Tenía la voz punteada por el tartamudeo incontrolable embozado en poquedad; en la mirada las heridas de los vicios y un brillo oculto, acuosos, bajo los pliegues de la frente ampliada con el rigor de las esperanzas acumuladas. Carecía de filosofías y resultó nulamente propenso a la perfección y al confesionario.
Para él no eran necesarios los letreros prohibitivos, el frente del predio era respetado y el portón sin tranca permanecía abierto con los grandes macetones rebosantes de helechos para el goce de su mirada; lo ajeno le era sagrado y el venerable título de “don”, logro en la vida y no substituto de un nombre desconocido o ignorado con indiferencia.
Porque él era de esa generación desaparecida a la que entorchamos y prendemos medallas en el pecho, a la que le negamos la contravención de los dictados divinos y que llenaban sus días con nefandos vicios.
Con su muerte nos dejaron en el vientre un vacío colmado de dolor por su abandono, carentes de herencia y sin sueños; porque ante la altanera revisión histórica les arrebatamos los ideales que les impusimos y con ello quedamos sin ejemplos y sin metas; porque al echar una mirada sólo en las miserias y el vibrar de su carne los desterramos de los libros y perdimos un pasado.

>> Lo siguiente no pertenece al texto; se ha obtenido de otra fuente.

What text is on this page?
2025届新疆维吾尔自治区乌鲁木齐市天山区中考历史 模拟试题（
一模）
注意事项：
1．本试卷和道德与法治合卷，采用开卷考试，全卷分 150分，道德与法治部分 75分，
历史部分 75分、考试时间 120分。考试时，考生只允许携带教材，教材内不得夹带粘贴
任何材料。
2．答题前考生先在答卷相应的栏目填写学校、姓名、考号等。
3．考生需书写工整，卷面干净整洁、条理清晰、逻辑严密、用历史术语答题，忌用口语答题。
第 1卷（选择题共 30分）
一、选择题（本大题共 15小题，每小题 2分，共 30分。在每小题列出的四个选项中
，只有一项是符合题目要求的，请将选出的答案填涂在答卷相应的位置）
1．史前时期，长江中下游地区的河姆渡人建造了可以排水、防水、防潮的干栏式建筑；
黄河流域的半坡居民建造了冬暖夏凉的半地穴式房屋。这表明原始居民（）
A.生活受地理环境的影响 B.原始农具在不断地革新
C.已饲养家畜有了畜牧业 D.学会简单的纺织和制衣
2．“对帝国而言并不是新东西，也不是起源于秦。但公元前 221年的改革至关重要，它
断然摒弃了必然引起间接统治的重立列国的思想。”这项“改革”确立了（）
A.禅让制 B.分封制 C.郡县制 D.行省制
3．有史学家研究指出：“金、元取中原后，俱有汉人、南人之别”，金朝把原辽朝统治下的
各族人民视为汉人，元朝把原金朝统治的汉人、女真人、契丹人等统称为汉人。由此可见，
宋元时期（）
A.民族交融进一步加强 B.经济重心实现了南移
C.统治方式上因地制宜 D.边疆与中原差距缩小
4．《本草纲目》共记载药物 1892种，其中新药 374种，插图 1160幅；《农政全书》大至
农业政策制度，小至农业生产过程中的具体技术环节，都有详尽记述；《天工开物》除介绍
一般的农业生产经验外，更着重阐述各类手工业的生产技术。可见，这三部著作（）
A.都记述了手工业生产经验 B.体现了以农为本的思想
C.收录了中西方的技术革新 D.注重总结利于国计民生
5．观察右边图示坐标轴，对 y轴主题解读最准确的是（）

Que son leyendas y fabulación es verdad y aún nos son necesarias, porque en el sueño de la infancia son asidero para evitar el despeñadero.
Les inventamos leyendas y fabulaciones junto a un pasado que a nuestra óptica siempre fue mejor y luego extirpamos entre burlas y maldiciones lo que les endilgamos: sólo eran humanos pecadores, falibles y con vicios, con dos o tres ideales propios y una que otra canción enhebrada a un sueño ajeno; seres que en su patronímico ocultaban pasados inconfesables y de quienes provenimos.
Ayer murió el último de ellos y hoy lo enterraron. Con él sepultaron la palabra empeñada con firmeza, el testimonio personal que en la expresión escrita era exigencia decir con trazo galano y mejor ortografía por ser verdad incontrovertible expuesta a la corrección, ahí le encerramos sin aquella voz su punteada con el tartamudeo incontrolable embozado en poquedad, ya sin las heridas de los vicios y el brillo oculto, acuoso en la mirada. Con el yace la rancia idea de que cualquiera podía ser quien fuera, pero “Don” sólo unos cuantos.
Era sólo un hombre y hoy, vaya que falta en la ronda social.